ECLI:NL:RBALK:2007:AZ7669
Rechtbank Alkmaar
- Eerste aanleg - enkelvoudig
- Rechtspraak.nl
Schending van de redelijke termijn in bestuursrechtelijke procedure
In deze zaak heeft de Rechtbank Alkmaar op 4 januari 2007 uitspraak gedaan in een bestuursrechtelijke procedure tussen eiser, wonende te [woonplaats], en de Raad van bestuur van het Uitvoeringsinstituut werknemersverzekeringen (districtskantoor Amsterdam) als verweerder. Eiser heeft bezwaar gemaakt tegen een besluit van verweerder van 25 november 2003, waarbij onverschuldigd betaalde uitkering volgens de Wet op de arbeidsongeschiktheidsverzekering (WAO) werd teruggevorderd. Eiser stelt dat hij als gevolg van de lange duur van de procedure materiële en immateriële schade heeft geleden. De rechtbank heeft vastgesteld dat de redelijke termijn, zoals bedoeld in artikel 6 van het Europees Verdrag tot bescherming van de rechten van de mens (EVRM), is overschreden. De termijn is gaan lopen op 30 december 2003, de datum waarop eiser bezwaar heeft gemaakt.

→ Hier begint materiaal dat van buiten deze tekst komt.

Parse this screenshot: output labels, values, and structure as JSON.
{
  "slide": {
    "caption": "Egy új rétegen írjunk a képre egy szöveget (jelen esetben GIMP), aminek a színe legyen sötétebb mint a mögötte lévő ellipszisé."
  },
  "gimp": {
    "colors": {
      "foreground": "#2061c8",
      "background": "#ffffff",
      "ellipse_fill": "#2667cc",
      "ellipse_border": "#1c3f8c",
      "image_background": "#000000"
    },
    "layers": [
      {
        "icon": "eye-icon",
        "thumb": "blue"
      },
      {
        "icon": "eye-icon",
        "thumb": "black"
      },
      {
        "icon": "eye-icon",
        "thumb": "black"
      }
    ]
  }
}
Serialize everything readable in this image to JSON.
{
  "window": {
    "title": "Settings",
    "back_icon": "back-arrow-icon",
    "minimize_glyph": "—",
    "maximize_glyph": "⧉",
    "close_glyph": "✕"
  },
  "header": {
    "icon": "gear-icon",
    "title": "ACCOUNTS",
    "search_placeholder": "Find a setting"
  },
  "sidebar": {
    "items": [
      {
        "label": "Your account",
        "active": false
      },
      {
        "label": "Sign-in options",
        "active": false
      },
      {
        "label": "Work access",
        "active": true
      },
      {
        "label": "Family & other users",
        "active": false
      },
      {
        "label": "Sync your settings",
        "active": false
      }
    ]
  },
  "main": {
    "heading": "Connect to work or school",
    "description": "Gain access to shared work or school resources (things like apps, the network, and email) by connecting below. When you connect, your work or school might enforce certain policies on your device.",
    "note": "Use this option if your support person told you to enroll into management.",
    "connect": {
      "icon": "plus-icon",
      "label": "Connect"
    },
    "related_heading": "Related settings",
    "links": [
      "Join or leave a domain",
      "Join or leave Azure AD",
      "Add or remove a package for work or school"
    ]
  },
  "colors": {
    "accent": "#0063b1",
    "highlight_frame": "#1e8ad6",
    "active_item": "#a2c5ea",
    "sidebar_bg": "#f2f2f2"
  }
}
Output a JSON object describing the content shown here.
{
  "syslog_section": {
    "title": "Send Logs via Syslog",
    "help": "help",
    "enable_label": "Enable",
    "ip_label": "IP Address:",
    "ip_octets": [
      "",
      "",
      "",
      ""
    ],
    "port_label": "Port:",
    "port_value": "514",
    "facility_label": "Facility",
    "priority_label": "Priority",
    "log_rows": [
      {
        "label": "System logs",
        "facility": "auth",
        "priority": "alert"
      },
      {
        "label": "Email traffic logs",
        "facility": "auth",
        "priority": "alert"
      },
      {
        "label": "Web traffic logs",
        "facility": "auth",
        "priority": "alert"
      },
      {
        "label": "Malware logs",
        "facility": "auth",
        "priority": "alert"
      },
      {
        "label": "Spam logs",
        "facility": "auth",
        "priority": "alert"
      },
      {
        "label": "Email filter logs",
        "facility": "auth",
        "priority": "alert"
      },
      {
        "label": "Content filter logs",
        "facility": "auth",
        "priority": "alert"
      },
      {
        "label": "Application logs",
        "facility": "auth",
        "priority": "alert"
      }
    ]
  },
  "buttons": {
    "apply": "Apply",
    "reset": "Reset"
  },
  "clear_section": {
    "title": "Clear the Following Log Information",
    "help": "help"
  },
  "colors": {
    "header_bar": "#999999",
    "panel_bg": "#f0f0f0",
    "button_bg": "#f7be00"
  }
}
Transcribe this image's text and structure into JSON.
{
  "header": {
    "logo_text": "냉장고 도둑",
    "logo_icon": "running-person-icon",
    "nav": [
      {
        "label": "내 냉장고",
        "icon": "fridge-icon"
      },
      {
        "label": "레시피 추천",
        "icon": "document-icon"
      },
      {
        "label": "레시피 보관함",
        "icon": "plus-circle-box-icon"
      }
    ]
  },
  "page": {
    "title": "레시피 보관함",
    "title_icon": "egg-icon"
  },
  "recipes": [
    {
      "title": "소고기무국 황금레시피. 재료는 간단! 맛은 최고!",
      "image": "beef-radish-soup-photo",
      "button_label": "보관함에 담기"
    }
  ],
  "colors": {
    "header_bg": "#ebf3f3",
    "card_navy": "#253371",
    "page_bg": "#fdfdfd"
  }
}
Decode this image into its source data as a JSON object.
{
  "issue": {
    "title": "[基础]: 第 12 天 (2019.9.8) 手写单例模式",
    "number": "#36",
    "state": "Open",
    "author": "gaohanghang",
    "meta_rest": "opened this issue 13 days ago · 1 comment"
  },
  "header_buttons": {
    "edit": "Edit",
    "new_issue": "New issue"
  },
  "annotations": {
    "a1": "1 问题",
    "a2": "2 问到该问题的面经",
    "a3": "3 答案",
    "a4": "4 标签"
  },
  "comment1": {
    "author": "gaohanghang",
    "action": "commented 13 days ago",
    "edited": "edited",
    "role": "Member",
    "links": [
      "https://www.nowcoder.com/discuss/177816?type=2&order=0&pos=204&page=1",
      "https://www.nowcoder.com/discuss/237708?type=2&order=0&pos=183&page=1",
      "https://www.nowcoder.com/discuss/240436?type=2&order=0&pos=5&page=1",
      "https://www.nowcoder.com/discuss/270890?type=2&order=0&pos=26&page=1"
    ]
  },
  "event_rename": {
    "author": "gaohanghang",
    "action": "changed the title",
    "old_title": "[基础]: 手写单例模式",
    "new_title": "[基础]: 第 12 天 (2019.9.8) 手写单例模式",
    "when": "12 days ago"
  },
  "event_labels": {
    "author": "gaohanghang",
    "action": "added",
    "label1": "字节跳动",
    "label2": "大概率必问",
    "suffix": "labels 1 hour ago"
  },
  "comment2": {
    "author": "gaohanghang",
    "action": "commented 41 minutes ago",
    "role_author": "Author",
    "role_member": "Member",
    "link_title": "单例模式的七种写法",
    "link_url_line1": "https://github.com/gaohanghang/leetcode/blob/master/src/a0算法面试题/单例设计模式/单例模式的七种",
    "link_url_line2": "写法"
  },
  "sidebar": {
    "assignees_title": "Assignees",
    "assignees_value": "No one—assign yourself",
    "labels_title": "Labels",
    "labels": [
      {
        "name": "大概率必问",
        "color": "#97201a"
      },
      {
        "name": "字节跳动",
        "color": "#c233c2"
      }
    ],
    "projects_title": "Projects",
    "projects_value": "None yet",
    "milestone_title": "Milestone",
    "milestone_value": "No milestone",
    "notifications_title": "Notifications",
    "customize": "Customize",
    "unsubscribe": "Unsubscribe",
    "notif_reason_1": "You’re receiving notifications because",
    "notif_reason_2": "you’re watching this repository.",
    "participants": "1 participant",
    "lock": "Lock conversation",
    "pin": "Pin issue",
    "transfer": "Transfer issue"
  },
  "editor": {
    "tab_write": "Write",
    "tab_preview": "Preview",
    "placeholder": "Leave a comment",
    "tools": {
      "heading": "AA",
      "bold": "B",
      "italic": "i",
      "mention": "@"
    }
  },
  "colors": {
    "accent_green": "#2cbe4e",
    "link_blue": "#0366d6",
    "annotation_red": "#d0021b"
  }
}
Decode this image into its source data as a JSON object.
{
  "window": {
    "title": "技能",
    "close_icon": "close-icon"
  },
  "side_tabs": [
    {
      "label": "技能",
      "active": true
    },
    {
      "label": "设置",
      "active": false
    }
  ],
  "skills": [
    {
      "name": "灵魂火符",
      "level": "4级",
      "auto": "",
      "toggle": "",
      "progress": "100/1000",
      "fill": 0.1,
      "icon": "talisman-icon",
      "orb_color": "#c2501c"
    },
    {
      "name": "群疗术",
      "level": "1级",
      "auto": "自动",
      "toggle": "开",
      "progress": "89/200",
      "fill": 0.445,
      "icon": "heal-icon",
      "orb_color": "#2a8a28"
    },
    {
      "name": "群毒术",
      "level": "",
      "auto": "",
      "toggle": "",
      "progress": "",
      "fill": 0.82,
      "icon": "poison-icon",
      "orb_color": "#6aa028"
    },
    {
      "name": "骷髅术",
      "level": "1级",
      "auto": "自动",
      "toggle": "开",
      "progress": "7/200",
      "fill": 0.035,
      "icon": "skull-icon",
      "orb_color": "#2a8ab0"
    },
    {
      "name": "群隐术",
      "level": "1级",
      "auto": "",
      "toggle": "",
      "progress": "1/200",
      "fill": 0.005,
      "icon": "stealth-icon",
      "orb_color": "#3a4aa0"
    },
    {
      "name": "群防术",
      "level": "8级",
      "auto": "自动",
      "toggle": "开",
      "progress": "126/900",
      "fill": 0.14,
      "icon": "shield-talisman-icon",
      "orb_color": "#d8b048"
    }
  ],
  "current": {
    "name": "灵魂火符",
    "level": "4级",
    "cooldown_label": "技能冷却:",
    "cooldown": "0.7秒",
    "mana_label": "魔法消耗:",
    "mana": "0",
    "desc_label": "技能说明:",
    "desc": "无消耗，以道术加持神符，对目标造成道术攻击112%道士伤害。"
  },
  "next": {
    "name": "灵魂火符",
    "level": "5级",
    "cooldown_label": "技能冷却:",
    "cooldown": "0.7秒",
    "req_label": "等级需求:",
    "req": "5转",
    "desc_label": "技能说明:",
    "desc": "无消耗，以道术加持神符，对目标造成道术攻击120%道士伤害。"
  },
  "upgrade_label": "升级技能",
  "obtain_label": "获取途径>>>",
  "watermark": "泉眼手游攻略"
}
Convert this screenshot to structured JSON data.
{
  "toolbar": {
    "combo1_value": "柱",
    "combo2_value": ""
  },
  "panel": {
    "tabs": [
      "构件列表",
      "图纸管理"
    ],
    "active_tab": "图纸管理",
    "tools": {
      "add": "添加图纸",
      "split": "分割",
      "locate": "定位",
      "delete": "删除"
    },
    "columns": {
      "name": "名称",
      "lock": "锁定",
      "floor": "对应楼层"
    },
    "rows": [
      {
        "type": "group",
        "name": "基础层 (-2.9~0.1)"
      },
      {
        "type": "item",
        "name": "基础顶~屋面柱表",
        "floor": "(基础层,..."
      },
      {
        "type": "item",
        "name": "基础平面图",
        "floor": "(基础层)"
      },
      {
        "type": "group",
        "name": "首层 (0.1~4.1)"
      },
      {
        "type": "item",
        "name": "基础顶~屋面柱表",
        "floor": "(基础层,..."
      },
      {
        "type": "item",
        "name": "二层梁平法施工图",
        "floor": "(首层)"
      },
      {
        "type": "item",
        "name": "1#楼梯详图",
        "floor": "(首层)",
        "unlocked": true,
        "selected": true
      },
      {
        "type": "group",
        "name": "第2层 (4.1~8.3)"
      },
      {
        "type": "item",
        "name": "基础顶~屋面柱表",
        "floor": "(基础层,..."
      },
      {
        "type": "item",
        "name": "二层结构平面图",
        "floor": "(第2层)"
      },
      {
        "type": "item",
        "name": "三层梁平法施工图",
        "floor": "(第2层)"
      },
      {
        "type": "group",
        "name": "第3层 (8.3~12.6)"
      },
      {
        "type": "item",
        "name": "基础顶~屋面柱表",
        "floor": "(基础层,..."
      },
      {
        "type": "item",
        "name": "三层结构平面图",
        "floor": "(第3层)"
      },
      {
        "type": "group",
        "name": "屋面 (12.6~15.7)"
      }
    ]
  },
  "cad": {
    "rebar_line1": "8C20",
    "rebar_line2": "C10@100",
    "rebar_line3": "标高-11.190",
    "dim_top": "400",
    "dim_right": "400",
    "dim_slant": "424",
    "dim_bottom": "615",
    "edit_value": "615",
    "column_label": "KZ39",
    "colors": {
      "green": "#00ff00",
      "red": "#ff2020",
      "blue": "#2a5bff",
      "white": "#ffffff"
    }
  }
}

De rechtbank concludeert dat er meer dan drie jaar verstreken zijn zonder dat verweerder tijdig op het bezwaar heeft beslist, wat leidt tot een schending van de redelijke termijn. De rechtbank heeft het besluit van 12 september 2005 van verweerder vernietigd, maar de rechtsgevolgen van dit besluit in stand gelaten. Verweerder is opgedragen om een nieuw besluit te nemen op het bezwaar van eiser, maar uitsluitend voor zover het betreft eisers verzoek om schadevergoeding. Eiser heeft nadrukkelijk aangegeven geen verzoek om schadevergoeding te doen, waardoor de rechtbank zich niet kon uitspreken over een veroordeling tot schadevergoeding. De rechtbank heeft het beroep gericht tegen het niet tijdig nemen van een besluit op het bezwaar niet-ontvankelijk verklaard en het beroep tegen het besluit van 12 september 2005 gegrond verklaard. Tevens is bepaald dat het Uitvoeringsinstituut werknemersverzekeringen het griffierecht van € 37,- aan eiser vergoedt.